In der aktuellen Ausgabe des New Yorker fragt Louis Menand anlässlich neuer EU-Datenschutzegeln, warum wir eigentlich über "Privatsphäre" sprechen, wenn es um den gebrauch persönlicher Daten geht: "Vielleicht handelt es sich um den falschen Begriff. 'Privatsphäre' ist ein komisches Wort für das durch kommerzielle Ausbeutung und staatliche Überwachung bedrohte Gut. Es suggeriert, dass das, worum es geht, niemanden etwas angeht, und das ist nicht wirklich, worum es sich bei den EU-Regelungen dreht. Das wahre Anliegen ist die Freiheit. Die Freiheit, über seinen Körper zu entscheiden, wer unsere persönlichen Daten sieht, unsere Bewegungen und Anrufe - einfach wer unser Leben überwacht und zu welchem Zweck. Die Gefahr des Datensammelns durch Online-Firmen besteht nicht darin, dass sie es benutzen, um uns etwas zu verkaufen, sondern darin, dass die Daten so leicht in die Hände von Leuten gelangen können, die weniger harmlos agieren, eine Regierung etwa … Es könnte sein, dass wir alle unsere Anfälligkeit für Verfolgung unterschätzen. Vielleicht sprechen wir ja nur über Bodenbeläge (wie jenes Paar in Oregon, dessen privates Gespräch Amazons Echo aufzeichnete und willkürlich versendete). Aber Behörden, die auf die Gnade des Präsidenten oder ein desinteressiertes Justizministerium hoffen, könnten sich ermutigt fühlen und ihre Hemmungen verlieren, wenn es um anderer Leute Privatangeleiten geht, sobald diese Leute einer Gruppe angehören, die die Regierung als unpatriotisch oder unerwünscht gebrandmarkt hat. Derzeit haben wir eine Regierung, die genau das macht."

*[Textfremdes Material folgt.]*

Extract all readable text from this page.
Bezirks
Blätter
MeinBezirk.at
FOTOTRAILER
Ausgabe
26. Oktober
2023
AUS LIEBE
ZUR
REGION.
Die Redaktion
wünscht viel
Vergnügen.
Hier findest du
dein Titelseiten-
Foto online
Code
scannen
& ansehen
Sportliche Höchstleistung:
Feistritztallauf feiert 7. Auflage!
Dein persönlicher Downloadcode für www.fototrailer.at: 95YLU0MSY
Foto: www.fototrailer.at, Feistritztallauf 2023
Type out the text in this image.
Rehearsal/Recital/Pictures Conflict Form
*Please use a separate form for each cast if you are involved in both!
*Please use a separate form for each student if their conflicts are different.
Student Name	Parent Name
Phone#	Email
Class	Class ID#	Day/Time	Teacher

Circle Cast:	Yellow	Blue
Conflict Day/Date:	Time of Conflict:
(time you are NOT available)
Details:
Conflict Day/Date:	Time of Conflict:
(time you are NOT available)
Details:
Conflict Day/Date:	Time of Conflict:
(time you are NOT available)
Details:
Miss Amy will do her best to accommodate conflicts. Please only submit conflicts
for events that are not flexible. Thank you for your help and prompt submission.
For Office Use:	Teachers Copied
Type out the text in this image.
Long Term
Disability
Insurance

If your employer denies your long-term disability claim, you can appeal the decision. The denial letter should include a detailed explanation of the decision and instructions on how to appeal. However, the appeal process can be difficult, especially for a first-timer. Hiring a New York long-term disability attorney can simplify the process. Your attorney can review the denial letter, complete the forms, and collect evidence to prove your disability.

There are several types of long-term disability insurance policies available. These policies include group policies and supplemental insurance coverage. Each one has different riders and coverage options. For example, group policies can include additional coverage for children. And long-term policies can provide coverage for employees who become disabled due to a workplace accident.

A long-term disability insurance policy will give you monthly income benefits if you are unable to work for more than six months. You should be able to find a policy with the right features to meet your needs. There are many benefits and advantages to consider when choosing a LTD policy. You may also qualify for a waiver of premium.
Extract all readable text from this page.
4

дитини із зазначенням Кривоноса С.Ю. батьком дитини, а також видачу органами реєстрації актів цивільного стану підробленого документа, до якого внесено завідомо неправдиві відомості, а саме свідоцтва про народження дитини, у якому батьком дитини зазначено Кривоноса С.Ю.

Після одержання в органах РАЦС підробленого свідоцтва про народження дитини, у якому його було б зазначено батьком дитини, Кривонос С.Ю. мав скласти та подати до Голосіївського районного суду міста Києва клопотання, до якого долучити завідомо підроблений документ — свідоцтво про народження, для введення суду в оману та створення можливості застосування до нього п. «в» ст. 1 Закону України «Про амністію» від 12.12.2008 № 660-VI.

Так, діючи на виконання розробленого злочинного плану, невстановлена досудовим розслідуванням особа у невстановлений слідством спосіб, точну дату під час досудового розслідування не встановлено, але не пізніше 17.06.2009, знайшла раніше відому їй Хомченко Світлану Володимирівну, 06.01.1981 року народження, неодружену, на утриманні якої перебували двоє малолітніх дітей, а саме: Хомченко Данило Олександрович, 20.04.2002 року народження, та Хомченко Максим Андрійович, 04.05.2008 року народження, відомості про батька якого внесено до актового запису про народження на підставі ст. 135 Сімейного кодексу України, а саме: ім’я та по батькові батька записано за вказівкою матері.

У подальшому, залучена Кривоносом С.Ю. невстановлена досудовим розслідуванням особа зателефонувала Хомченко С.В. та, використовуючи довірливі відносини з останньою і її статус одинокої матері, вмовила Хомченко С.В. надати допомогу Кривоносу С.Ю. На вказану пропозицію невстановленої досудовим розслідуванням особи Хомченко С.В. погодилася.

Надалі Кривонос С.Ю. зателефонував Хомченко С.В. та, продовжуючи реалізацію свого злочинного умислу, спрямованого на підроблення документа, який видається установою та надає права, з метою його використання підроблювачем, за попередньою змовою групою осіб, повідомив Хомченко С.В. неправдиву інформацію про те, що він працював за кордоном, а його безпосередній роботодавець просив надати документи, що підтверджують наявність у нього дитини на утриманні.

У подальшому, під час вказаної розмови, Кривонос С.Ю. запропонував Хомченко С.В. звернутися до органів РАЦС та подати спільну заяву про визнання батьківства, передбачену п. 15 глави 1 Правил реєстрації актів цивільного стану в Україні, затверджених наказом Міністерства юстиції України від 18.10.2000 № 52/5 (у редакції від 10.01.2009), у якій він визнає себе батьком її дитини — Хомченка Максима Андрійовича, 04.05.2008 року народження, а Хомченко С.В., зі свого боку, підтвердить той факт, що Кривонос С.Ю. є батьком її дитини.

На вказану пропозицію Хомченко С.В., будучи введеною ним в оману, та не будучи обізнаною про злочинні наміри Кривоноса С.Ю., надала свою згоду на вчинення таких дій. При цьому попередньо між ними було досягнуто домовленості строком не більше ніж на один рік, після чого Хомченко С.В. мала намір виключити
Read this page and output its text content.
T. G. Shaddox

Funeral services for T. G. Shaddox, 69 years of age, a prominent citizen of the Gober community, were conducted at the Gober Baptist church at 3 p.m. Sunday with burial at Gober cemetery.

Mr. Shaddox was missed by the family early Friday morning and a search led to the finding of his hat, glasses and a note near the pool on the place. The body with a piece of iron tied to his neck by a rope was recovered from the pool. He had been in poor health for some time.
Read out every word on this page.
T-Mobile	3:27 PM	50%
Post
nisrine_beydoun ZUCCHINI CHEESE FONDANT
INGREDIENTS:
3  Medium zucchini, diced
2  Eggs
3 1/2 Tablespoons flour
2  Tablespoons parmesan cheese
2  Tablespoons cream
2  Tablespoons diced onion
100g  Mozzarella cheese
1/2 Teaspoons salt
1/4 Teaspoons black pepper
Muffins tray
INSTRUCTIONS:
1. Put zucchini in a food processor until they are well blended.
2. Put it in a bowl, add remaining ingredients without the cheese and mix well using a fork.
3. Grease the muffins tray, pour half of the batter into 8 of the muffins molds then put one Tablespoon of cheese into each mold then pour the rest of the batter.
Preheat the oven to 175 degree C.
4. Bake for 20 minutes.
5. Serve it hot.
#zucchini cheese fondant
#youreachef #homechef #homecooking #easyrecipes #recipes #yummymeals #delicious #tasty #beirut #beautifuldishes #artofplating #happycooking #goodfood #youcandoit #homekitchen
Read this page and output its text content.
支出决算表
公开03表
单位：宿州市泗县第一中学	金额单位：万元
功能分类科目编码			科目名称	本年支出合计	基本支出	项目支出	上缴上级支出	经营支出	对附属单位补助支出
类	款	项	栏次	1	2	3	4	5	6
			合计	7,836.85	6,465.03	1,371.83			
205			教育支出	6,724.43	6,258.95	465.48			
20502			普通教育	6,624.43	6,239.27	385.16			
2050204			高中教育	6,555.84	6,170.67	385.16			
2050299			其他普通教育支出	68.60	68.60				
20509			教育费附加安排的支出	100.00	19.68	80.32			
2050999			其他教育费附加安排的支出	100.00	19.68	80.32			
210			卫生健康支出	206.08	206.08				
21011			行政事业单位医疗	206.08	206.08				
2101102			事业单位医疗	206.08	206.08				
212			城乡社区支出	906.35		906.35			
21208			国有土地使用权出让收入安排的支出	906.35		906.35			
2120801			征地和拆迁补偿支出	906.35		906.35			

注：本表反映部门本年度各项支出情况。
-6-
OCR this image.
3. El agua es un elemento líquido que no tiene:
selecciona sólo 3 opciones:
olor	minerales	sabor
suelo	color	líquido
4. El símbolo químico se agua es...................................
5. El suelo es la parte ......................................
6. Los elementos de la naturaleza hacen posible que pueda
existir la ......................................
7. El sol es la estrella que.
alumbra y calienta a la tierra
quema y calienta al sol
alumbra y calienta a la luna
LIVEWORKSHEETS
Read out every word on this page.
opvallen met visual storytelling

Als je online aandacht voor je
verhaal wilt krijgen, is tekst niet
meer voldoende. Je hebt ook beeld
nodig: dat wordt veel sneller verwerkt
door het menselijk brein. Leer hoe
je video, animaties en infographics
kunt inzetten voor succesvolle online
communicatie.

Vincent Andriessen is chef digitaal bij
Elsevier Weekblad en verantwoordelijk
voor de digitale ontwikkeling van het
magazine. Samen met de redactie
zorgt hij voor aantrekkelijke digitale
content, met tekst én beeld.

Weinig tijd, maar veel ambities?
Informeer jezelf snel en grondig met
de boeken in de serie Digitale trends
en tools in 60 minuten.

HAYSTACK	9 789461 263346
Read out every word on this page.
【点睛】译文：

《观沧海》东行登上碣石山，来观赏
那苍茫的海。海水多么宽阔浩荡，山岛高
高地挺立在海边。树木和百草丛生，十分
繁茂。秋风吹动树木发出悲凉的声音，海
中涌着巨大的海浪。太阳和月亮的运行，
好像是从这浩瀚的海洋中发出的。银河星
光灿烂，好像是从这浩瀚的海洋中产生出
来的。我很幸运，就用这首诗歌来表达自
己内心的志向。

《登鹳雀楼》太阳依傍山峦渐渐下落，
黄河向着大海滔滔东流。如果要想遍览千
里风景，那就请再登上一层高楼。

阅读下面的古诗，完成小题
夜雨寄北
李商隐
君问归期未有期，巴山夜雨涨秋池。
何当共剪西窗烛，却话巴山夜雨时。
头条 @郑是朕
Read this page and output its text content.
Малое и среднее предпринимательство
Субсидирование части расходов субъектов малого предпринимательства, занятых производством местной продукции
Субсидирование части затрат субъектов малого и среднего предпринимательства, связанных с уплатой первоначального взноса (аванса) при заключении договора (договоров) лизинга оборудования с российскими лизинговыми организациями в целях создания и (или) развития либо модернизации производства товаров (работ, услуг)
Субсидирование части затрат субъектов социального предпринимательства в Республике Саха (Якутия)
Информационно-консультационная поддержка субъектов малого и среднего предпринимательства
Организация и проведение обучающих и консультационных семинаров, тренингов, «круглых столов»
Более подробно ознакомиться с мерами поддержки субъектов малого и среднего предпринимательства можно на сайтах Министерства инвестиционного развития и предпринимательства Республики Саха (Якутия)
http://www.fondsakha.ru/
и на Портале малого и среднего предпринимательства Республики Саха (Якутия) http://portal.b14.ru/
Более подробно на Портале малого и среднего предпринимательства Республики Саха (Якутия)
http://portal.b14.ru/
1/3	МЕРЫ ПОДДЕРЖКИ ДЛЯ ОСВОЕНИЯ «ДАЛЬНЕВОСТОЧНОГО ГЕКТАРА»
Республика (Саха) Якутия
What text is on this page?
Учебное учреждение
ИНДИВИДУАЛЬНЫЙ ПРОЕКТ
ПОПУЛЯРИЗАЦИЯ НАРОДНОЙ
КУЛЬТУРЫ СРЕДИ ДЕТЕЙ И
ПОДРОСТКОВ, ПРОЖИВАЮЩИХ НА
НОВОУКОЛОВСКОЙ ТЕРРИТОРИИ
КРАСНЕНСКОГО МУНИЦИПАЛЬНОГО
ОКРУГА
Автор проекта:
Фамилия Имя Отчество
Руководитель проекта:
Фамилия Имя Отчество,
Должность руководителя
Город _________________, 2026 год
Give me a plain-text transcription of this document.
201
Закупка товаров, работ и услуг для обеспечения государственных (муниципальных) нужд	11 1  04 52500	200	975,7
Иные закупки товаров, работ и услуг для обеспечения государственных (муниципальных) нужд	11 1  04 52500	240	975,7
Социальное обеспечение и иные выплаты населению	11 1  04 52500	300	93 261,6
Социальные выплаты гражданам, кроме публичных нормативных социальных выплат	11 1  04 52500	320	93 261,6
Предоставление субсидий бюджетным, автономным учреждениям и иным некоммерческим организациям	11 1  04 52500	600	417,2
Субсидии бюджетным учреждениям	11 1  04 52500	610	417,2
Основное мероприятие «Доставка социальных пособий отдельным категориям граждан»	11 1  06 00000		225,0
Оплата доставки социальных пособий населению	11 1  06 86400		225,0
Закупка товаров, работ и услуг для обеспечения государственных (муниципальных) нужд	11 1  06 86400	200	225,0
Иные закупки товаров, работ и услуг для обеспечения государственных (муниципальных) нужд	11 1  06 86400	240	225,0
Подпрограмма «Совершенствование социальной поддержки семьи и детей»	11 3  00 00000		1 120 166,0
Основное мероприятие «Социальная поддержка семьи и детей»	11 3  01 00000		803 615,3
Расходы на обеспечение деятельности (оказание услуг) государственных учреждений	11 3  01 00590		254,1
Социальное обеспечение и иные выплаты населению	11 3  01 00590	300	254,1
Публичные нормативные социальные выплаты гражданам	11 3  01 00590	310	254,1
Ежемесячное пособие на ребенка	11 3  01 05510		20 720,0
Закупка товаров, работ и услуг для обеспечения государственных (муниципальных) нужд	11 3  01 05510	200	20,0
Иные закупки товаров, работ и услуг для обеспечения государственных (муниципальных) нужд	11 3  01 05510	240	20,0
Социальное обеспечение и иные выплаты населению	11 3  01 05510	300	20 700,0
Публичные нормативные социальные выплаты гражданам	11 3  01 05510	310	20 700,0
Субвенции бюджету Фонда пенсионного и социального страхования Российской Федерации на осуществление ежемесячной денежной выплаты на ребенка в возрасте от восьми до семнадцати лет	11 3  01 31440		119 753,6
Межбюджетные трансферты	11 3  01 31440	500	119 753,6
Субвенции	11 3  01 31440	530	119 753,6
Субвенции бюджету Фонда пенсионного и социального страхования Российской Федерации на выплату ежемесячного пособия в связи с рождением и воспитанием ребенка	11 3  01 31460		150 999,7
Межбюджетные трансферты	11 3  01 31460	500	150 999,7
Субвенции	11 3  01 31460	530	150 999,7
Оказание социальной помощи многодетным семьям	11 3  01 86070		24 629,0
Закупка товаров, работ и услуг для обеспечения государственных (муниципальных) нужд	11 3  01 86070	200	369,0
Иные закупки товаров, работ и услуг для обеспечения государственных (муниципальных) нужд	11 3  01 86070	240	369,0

Außerdem: George Packer porträtiert Obamas Redenschreiber Ben Rhodes. D. T. Max schaut "Skam" eine neue Teen-TV-Serie, die auf Facebook-Posts basiert. Und Rebecca Mead berichtet von den Färöer Inseln, wo es ungeahnte Gaumenfreuden zu entdecken gibt.
Archiv: New Yorker

New York Magazine (USA), 10.06.2018

In der aktuellen Ausgabe des Magazins schildert Josef Adalian, wie Netflix gerade Hollywood leerkauft und mehr produziert als jeder andere Sender und auch, warum das so prima funktioniert: Big Data heißt das Zauberwort: "Netflix nennt die Gruppierung ähnlicher Programme 'Vertikale' - superspezifische Genres wie Comedies für junge Erwachsene oder Romanzen aus bestimmten Epochen. Traditionelle Sendeanstalten, die auf ein breites Publikum zielen, versuchen ihr Programm auch mit Shows verschiedenster Kategorien zu füllen: HBO bringt alles, von der Comedie-Satire bis zum Sci-Fi-Thriller. Was Netflix davon unterscheidet, ist die Menge an Kategorien, die dort mit Inhalten gefüllt werden. Um den Erfolg einer Sendung zu beurteilen, prüft Netflix die Menge der Zuschauer und ob die Sendung kosteneffektiv ist, aber auch, ob sie sich gut über verschiedene Vertikale verkauft. Letzteres bedeutet, die Serie erreicht ein größere Zahl an 'Bestandsgruppen'. Wenn Vertikale bei Netflix ausschlaggebend dafür sind, was produziert und eingekauft wird, helfen Geschmacksgruppen herauszufinden, wie Mitglieder mit der Programmgestaltung interagieren … Anstatt Mitglieder nach Alter oder Aufenthaltsort zusammenzufassen, verfolgt Netflix ihre Sehgewohnheiten und konnte so 2.000 Mikro-Cluster identifizieren. Geschmacksgruppen sind Netflixes Äquivalent für die demografischen Erhebungen werbefinanzierter Sender, nur weiter entwickelt. Weil ihr Geschäftsmodell auf der Befriedigung der Werbekunden basiert, verlassen sich Sender wie NBC oder Lifetime auf die Demografie - Frauen unter 35, Männer von 25 bis 54, Afroamerikaner zwischen 18 und 49 - um sicherzustellen, dass ihre Sendungen auch mit der vom Werbekunden begehrten Zielgruppe korrelieren."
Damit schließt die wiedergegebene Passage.